Kece People, isu perihal pemidanaan terhadap Program Makan Bergizi Gratis di media sosial sempat bikin geger jagat maya. Beredar kabar kalau masyarakat bisa dipidana hanya karena mengunggah menu MBG ke medsos. Waduh, betul kah?
Ternyata tidak begitu ceritanya.
Badan Gizi Nasional (BGN) melalui kepalanya, Dadan Hindayana, langsung buka suara. Ia menegaskan tidak pernah melarang siapa pun, termasuk orang tua siswa, untuk mengunggah menu MBG ke media sosial.
Klarifikasi ini muncul setelah beredarnya narasi yang menyebut BGN akan memidanakan masyarakat dengan Undang-Undang Informasi dan Transaksi Elektronik (ITE) jika memposting menu tersebut.
Dadan memastikan, informasi itu bukan berasal dari pernyataannya maupun kebijakan resmi lembaga.
“Saya malah senang setiap orang memposting menu MBG di media sosial, karena itu bagian dari pengawasan bersama,” ujar Dadan dalam keterangannya, Selasa, 3 Maret 2026.
Transparansi Justru Dibutuhkan
Kece People, alih-alih melarang, Dadan justru melihat unggahan masyarakat sebagai bentuk partisipasi publik. Menurutnya, dokumentasi menu yang diterima siswa dapat membantu BGN pusat memantau kualitas layanan Satuan Pelayanan Pemenuhan Gizi (SPPG) di berbagai daerah.
Baginya, transparansi adalah kunci menjaga mutu program tetap on track.
“Unggahan masyarakat memudahkan kami di BGN pusat untuk melihat kualitas layanan SPPG. Itu menjadi masukan langsung bagi kami untuk evaluasi,” tegasnya.
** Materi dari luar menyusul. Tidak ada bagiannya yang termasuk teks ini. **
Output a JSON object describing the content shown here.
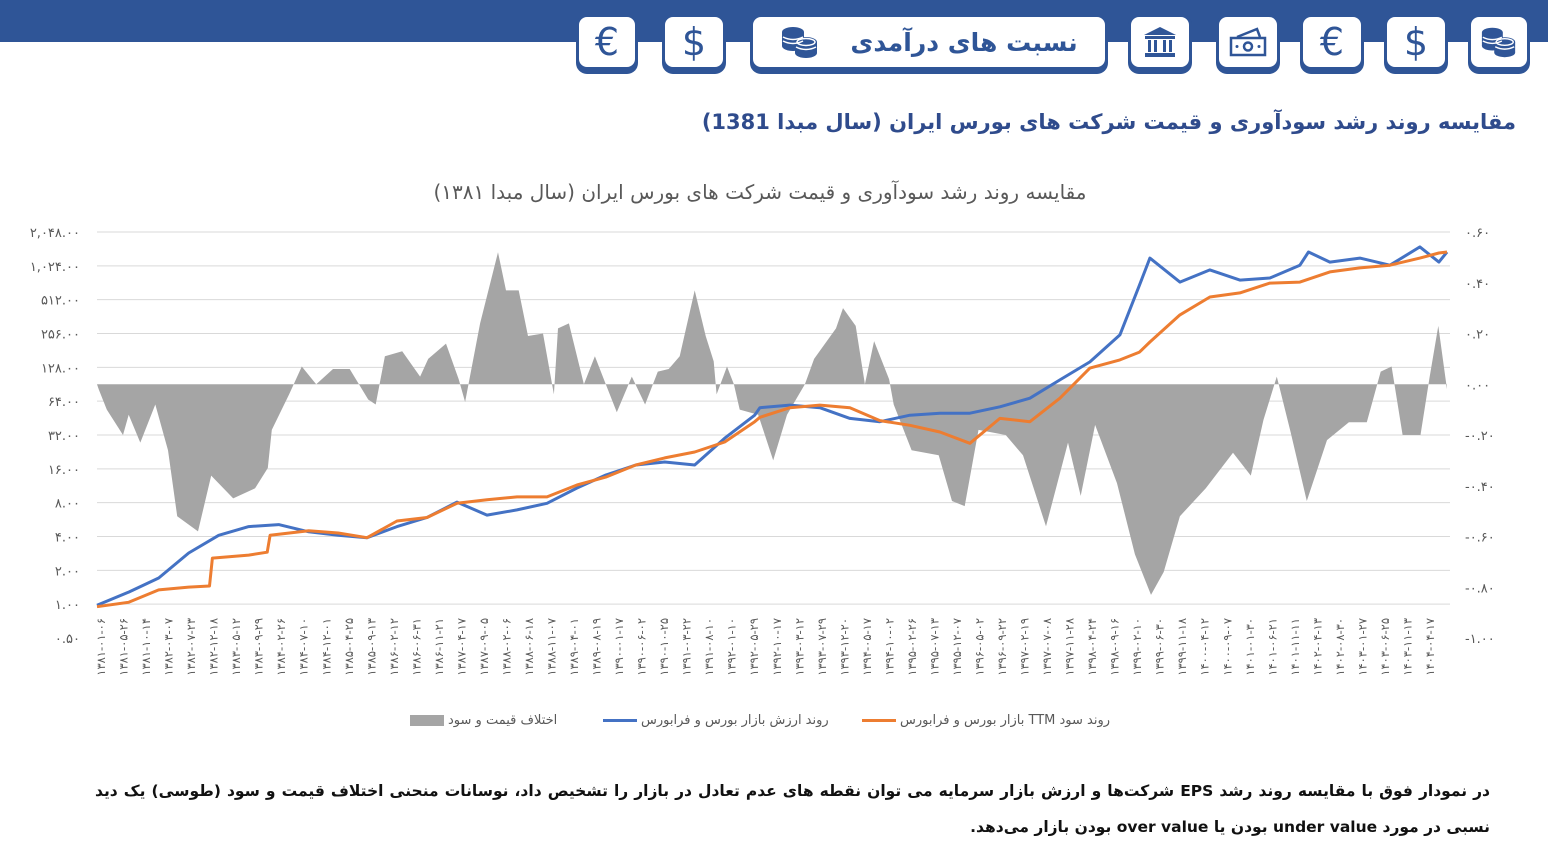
{
  "nav": {
    "tabs": [
      {
        "icon": "euro-icon",
        "symbol": "€"
      },
      {
        "icon": "dollar-icon",
        "symbol": "$"
      },
      {
        "icon": "coins-icon",
        "label": "نسبت های درآمدی"
      },
      {
        "icon": "bank-icon"
      },
      {
        "icon": "cash-icon"
      },
      {
        "icon": "euro-icon",
        "symbol": "€"
      },
      {
        "icon": "dollar-icon",
        "symbol": "$"
      },
      {
        "icon": "coins-icon"
      }
    ]
  },
  "page": {
    "heading": "مقایسه روند رشد سودآوری و قیمت شرکت های بورس ایران (سال مبدا 1381)",
    "paragraph": "در نمودار فوق با مقایسه روند رشد EPS شرکت‌ها و ارزش بازار سرمایه می توان نقطه های عدم تعادل در بازار را تشخیص داد، نوسانات منحنی اختلاف قیمت و سود (طوسی) یک دید نسبی در مورد under value بودن یا over value بودن بازار می‌دهد."
  },
  "colors": {
    "brand": "#2F5597",
    "market_value": "#4472C4",
    "eps": "#ED7D31",
    "gap": "#A5A5A5",
    "grid": "#D9D9D9"
  },
  "chart_data": {
    "type": "line",
    "title": "مقایسه روند رشد سودآوری و قیمت شرکت های بورس ایران (سال مبدا ۱۳۸۱)",
    "xlabel": "",
    "x_unit": "solar hijri year (decimal)",
    "xlim": [
      1381.0,
      1404.4
    ],
    "y_left": {
      "scale": "log2",
      "ylim": [
        0.5,
        2048
      ],
      "ticks": [
        2048,
        1024,
        512,
        256,
        128,
        64,
        32,
        16,
        8,
        4,
        2,
        1,
        0.5
      ],
      "tick_labels": [
        "۲,۰۴۸.۰۰",
        "۱,۰۲۴.۰۰",
        "۵۱۲.۰۰",
        "۲۵۶.۰۰",
        "۱۲۸.۰۰",
        "۶۴.۰۰",
        "۳۲.۰۰",
        "۱۶.۰۰",
        "۸.۰۰",
        "۴.۰۰",
        "۲.۰۰",
        "۱.۰۰",
        "۰.۵۰"
      ]
    },
    "y_right": {
      "scale": "linear",
      "ylim": [
        -1.0,
        0.6
      ],
      "ticks": [
        0.6,
        0.4,
        0.2,
        0.0,
        -0.2,
        -0.4,
        -0.6,
        -0.8,
        -1.0
      ],
      "tick_labels": [
        "۰.۶۰",
        "۰.۴۰",
        "۰.۲۰",
        "۰.۰۰",
        "-۰.۲۰",
        "-۰.۴۰",
        "-۰.۶۰",
        "-۰.۸۰",
        "-۱.۰۰"
      ]
    },
    "x_tick_labels": [
      "۱۳۸۱-۰۱-۰۶",
      "۱۳۸۱-۰۵-۲۶",
      "۱۳۸۱-۱۰-۱۴",
      "۱۳۸۲-۰۳-۰۷",
      "۱۳۸۲-۰۷-۲۳",
      "۱۳۸۲-۱۲-۱۸",
      "۱۳۸۳-۰۵-۱۲",
      "۱۳۸۳-۰۹-۲۹",
      "۱۳۸۴-۰۲-۲۶",
      "۱۳۸۴-۰۷-۱۰",
      "۱۳۸۴-۱۲-۰۱",
      "۱۳۸۵-۰۴-۲۵",
      "۱۳۸۵-۰۹-۱۳",
      "۱۳۸۶-۰۲-۱۲",
      "۱۳۸۶-۰۶-۳۱",
      "۱۳۸۶-۱۱-۲۱",
      "۱۳۸۷-۰۴-۱۷",
      "۱۳۸۷-۰۹-۰۵",
      "۱۳۸۸-۰۲-۰۶",
      "۱۳۸۸-۰۶-۱۸",
      "۱۳۸۸-۱۱-۰۷",
      "۱۳۸۹-۰۴-۰۱",
      "۱۳۸۹-۰۸-۱۹",
      "۱۳۹۰-۰۱-۱۷",
      "۱۳۹۰-۰۶-۰۲",
      "۱۳۹۰-۱۰-۲۵",
      "۱۳۹۱-۰۳-۲۲",
      "۱۳۹۱-۰۸-۱۰",
      "۱۳۹۲-۰۱-۱۰",
      "۱۳۹۲-۰۵-۲۹",
      "۱۳۹۲-۱۰-۱۷",
      "۱۳۹۳-۰۳-۱۲",
      "۱۳۹۳-۰۷-۲۹",
      "۱۳۹۳-۱۲-۲۰",
      "۱۳۹۴-۰۵-۱۷",
      "۱۳۹۴-۱۰-۰۲",
      "۱۳۹۵-۰۲-۲۶",
      "۱۳۹۵-۰۷-۱۳",
      "۱۳۹۵-۱۲-۰۷",
      "۱۳۹۶-۰۵-۰۲",
      "۱۳۹۶-۰۹-۲۲",
      "۱۳۹۷-۰۲-۱۹",
      "۱۳۹۷-۰۷-۰۸",
      "۱۳۹۷-۱۱-۲۸",
      "۱۳۹۸-۰۴-۲۴",
      "۱۳۹۸-۰۹-۱۶",
      "۱۳۹۹-۰۲-۱۰",
      "۱۳۹۹-۰۶-۳۰",
      "۱۳۹۹-۱۱-۱۸",
      "۱۴۰۰-۰۴-۱۲",
      "۱۴۰۰-۰۹-۰۷",
      "۱۴۰۱-۰۱-۳۰",
      "۱۴۰۱-۰۶-۲۱",
      "۱۴۰۱-۱۱-۱۱",
      "۱۴۰۲-۰۴-۱۳",
      "۱۴۰۲-۰۸-۳۰",
      "۱۴۰۳-۰۱-۲۷",
      "۱۴۰۳-۰۶-۲۵",
      "۱۴۰۳-۱۱-۱۳",
      "۱۴۰۴-۰۴-۱۷"
    ],
    "grid": true,
    "legend_position": "bottom",
    "series": [
      {
        "name": "روند سود TTM بازار بورس و فرابورس",
        "axis": "left",
        "kind": "line",
        "color": "#ED7D31",
        "points": [
          [
            1381.0,
            0.95
          ],
          [
            1381.55,
            1.04
          ],
          [
            1382.07,
            1.34
          ],
          [
            1382.59,
            1.42
          ],
          [
            1382.95,
            1.45
          ],
          [
            1383.0,
            2.57
          ],
          [
            1383.63,
            2.73
          ],
          [
            1383.95,
            2.9
          ],
          [
            1384.0,
            4.1
          ],
          [
            1384.67,
            4.5
          ],
          [
            1385.18,
            4.3
          ],
          [
            1385.68,
            3.9
          ],
          [
            1386.2,
            5.5
          ],
          [
            1386.72,
            5.9
          ],
          [
            1387.24,
            7.9
          ],
          [
            1387.76,
            8.5
          ],
          [
            1388.28,
            9.0
          ],
          [
            1388.8,
            9.0
          ],
          [
            1389.32,
            11.5
          ],
          [
            1389.82,
            13.5
          ],
          [
            1390.34,
            17.3
          ],
          [
            1390.84,
            20
          ],
          [
            1391.36,
            22.6
          ],
          [
            1391.88,
            27.7
          ],
          [
            1392.4,
            42
          ],
          [
            1392.49,
            46
          ],
          [
            1393.01,
            56
          ],
          [
            1393.53,
            59
          ],
          [
            1394.05,
            56
          ],
          [
            1394.57,
            43
          ],
          [
            1395.09,
            39
          ],
          [
            1395.61,
            34
          ],
          [
            1396.13,
            27
          ],
          [
            1396.65,
            45
          ],
          [
            1397.17,
            42
          ],
          [
            1397.69,
            68
          ],
          [
            1398.21,
            126
          ],
          [
            1398.73,
            149
          ],
          [
            1399.07,
            175
          ],
          [
            1399.25,
            215
          ],
          [
            1399.77,
            375
          ],
          [
            1400.29,
            541
          ],
          [
            1400.81,
            588
          ],
          [
            1401.33,
            719
          ],
          [
            1401.85,
            734
          ],
          [
            1402.37,
            904
          ],
          [
            1402.89,
            982
          ],
          [
            1403.41,
            1038
          ],
          [
            1403.93,
            1200
          ],
          [
            1404.26,
            1333
          ],
          [
            1404.4,
            1360
          ]
        ]
      },
      {
        "name": "روند ارزش بازار بورس و فرابورس",
        "axis": "left",
        "kind": "line",
        "color": "#4472C4",
        "points": [
          [
            1381.0,
            0.98
          ],
          [
            1381.55,
            1.28
          ],
          [
            1382.07,
            1.71
          ],
          [
            1382.59,
            2.85
          ],
          [
            1383.11,
            4.1
          ],
          [
            1383.63,
            4.9
          ],
          [
            1384.15,
            5.1
          ],
          [
            1384.67,
            4.4
          ],
          [
            1385.18,
            4.1
          ],
          [
            1385.68,
            3.9
          ],
          [
            1386.2,
            4.9
          ],
          [
            1386.72,
            5.9
          ],
          [
            1387.24,
            8.1
          ],
          [
            1387.76,
            6.2
          ],
          [
            1388.28,
            6.9
          ],
          [
            1388.8,
            7.9
          ],
          [
            1389.32,
            10.8
          ],
          [
            1389.82,
            14.1
          ],
          [
            1390.34,
            17.3
          ],
          [
            1390.84,
            18.4
          ],
          [
            1391.36,
            17.3
          ],
          [
            1391.88,
            30
          ],
          [
            1392.4,
            48
          ],
          [
            1392.49,
            56
          ],
          [
            1393.01,
            59
          ],
          [
            1393.53,
            56
          ],
          [
            1394.05,
            45
          ],
          [
            1394.57,
            42
          ],
          [
            1395.09,
            48
          ],
          [
            1395.61,
            50
          ],
          [
            1396.13,
            50
          ],
          [
            1396.65,
            57
          ],
          [
            1397.17,
            68
          ],
          [
            1397.69,
            99
          ],
          [
            1398.21,
            143
          ],
          [
            1398.73,
            249
          ],
          [
            1399.07,
            690
          ],
          [
            1399.25,
            1200
          ],
          [
            1399.77,
            734
          ],
          [
            1400.29,
            942
          ],
          [
            1400.81,
            765
          ],
          [
            1401.33,
            798
          ],
          [
            1401.85,
            1038
          ],
          [
            1402.0,
            1360
          ],
          [
            1402.37,
            1105
          ],
          [
            1402.89,
            1200
          ],
          [
            1403.41,
            1038
          ],
          [
            1403.93,
            1510
          ],
          [
            1404.26,
            1105
          ],
          [
            1404.4,
            1360
          ]
        ]
      },
      {
        "name": "اختلاف قیمت و سود",
        "axis": "right",
        "kind": "area",
        "color": "#A5A5A5",
        "points": [
          [
            1381.0,
            0
          ],
          [
            1381.03,
            -0.02
          ],
          [
            1381.17,
            -0.1
          ],
          [
            1381.45,
            -0.2
          ],
          [
            1381.55,
            -0.12
          ],
          [
            1381.75,
            -0.23
          ],
          [
            1382.01,
            -0.08
          ],
          [
            1382.23,
            -0.26
          ],
          [
            1382.39,
            -0.52
          ],
          [
            1382.75,
            -0.58
          ],
          [
            1382.98,
            -0.36
          ],
          [
            1383.36,
            -0.45
          ],
          [
            1383.74,
            -0.41
          ],
          [
            1383.96,
            -0.33
          ],
          [
            1384.03,
            -0.18
          ],
          [
            1384.33,
            -0.04
          ],
          [
            1384.55,
            0.07
          ],
          [
            1384.8,
            0
          ],
          [
            1385.09,
            0.06
          ],
          [
            1385.38,
            0.06
          ],
          [
            1385.7,
            -0.06
          ],
          [
            1385.83,
            -0.08
          ],
          [
            1385.99,
            0.11
          ],
          [
            1386.29,
            0.13
          ],
          [
            1386.6,
            0.03
          ],
          [
            1386.74,
            0.1
          ],
          [
            1387.05,
            0.16
          ],
          [
            1387.27,
            0.02
          ],
          [
            1387.38,
            -0.07
          ],
          [
            1387.64,
            0.24
          ],
          [
            1387.95,
            0.52
          ],
          [
            1388.09,
            0.37
          ],
          [
            1388.31,
            0.37
          ],
          [
            1388.47,
            0.19
          ],
          [
            1388.73,
            0.2
          ],
          [
            1388.92,
            -0.04
          ],
          [
            1388.99,
            0.22
          ],
          [
            1389.18,
            0.24
          ],
          [
            1389.44,
            0
          ],
          [
            1389.63,
            0.11
          ],
          [
            1389.82,
            0
          ],
          [
            1390.01,
            -0.11
          ],
          [
            1390.27,
            0.03
          ],
          [
            1390.5,
            -0.08
          ],
          [
            1390.72,
            0.05
          ],
          [
            1390.91,
            0.06
          ],
          [
            1391.1,
            0.11
          ],
          [
            1391.36,
            0.37
          ],
          [
            1391.55,
            0.19
          ],
          [
            1391.69,
            0.09
          ],
          [
            1391.74,
            -0.04
          ],
          [
            1391.92,
            0.07
          ],
          [
            1392.04,
            0
          ],
          [
            1392.14,
            -0.1
          ],
          [
            1392.46,
            -0.12
          ],
          [
            1392.72,
            -0.3
          ],
          [
            1392.96,
            -0.12
          ],
          [
            1393.27,
            0
          ],
          [
            1393.43,
            0.1
          ],
          [
            1393.81,
            0.22
          ],
          [
            1393.93,
            0.3
          ],
          [
            1394.15,
            0.23
          ],
          [
            1394.31,
            0
          ],
          [
            1394.47,
            0.17
          ],
          [
            1394.73,
            0.02
          ],
          [
            1394.81,
            -0.08
          ],
          [
            1395.12,
            -0.26
          ],
          [
            1395.59,
            -0.28
          ],
          [
            1395.82,
            -0.46
          ],
          [
            1396.04,
            -0.48
          ],
          [
            1396.28,
            -0.18
          ],
          [
            1396.75,
            -0.2
          ],
          [
            1397.05,
            -0.28
          ],
          [
            1397.45,
            -0.56
          ],
          [
            1397.83,
            -0.23
          ],
          [
            1398.05,
            -0.44
          ],
          [
            1398.3,
            -0.16
          ],
          [
            1398.68,
            -0.39
          ],
          [
            1398.99,
            -0.67
          ],
          [
            1399.27,
            -0.83
          ],
          [
            1399.49,
            -0.74
          ],
          [
            1399.77,
            -0.52
          ],
          [
            1400.22,
            -0.41
          ],
          [
            1400.69,
            -0.27
          ],
          [
            1401.0,
            -0.36
          ],
          [
            1401.22,
            -0.14
          ],
          [
            1401.45,
            0.03
          ],
          [
            1401.69,
            -0.19
          ],
          [
            1401.97,
            -0.46
          ],
          [
            1402.32,
            -0.22
          ],
          [
            1402.7,
            -0.15
          ],
          [
            1403.01,
            -0.15
          ],
          [
            1403.25,
            0.05
          ],
          [
            1403.44,
            0.07
          ],
          [
            1403.63,
            -0.2
          ],
          [
            1403.94,
            -0.2
          ],
          [
            1404.1,
            0.03
          ],
          [
            1404.25,
            0.23
          ],
          [
            1404.4,
            -0.02
          ]
        ]
      }
    ]
  }
}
Artinya, setiap foto menu yang dibagikan orang tua bukan ancaman, tapi justru bahan evaluasi. Ibarat kata orang Melayu, makin banyak mata yang melihat, makin kecil celah yang terlewat.
Isu UU ITE Dinilai Salah Kaprah
Dadan juga menegaskan bahwa dirinya tidak pernah mengancam pemidanaan terhadap siapa pun yang membagikan informasi soal MBG.
“Jadi saya pribadi tidak pernah bicara seperti itu. Tidak ada kebijakan BGN yang melarang masyarakat memposting menu MBG,” kata Dadan.
Ia mengimbau masyarakat agar tidak mudah percaya pada potongan informasi yang tidak jelas sumbernya. Di era digital, satu kalimat bisa dipelintir jadi narasi yang bikin gaduh.
Publik Diminta Tetap Kritis
Kece People, dalam situasi seperti ini, penting bagi kita untuk cek dan ricek sebelum ikut menyebarkan kabar. Program MBG sendiri bertujuan meningkatkan pemenuhan gizi siswa, sehingga pengawasan publik justru menjadi elemen penting dalam menjaga kualitasnya.
Jadi kalau ada yang bertanya, “Upload menu MBG bisa dipidana?”
Jawabannya: tidak ada kebijakan seperti itu dari BGN.
Transparansi bukan musuh. Justru itu pondasi akuntabilitas.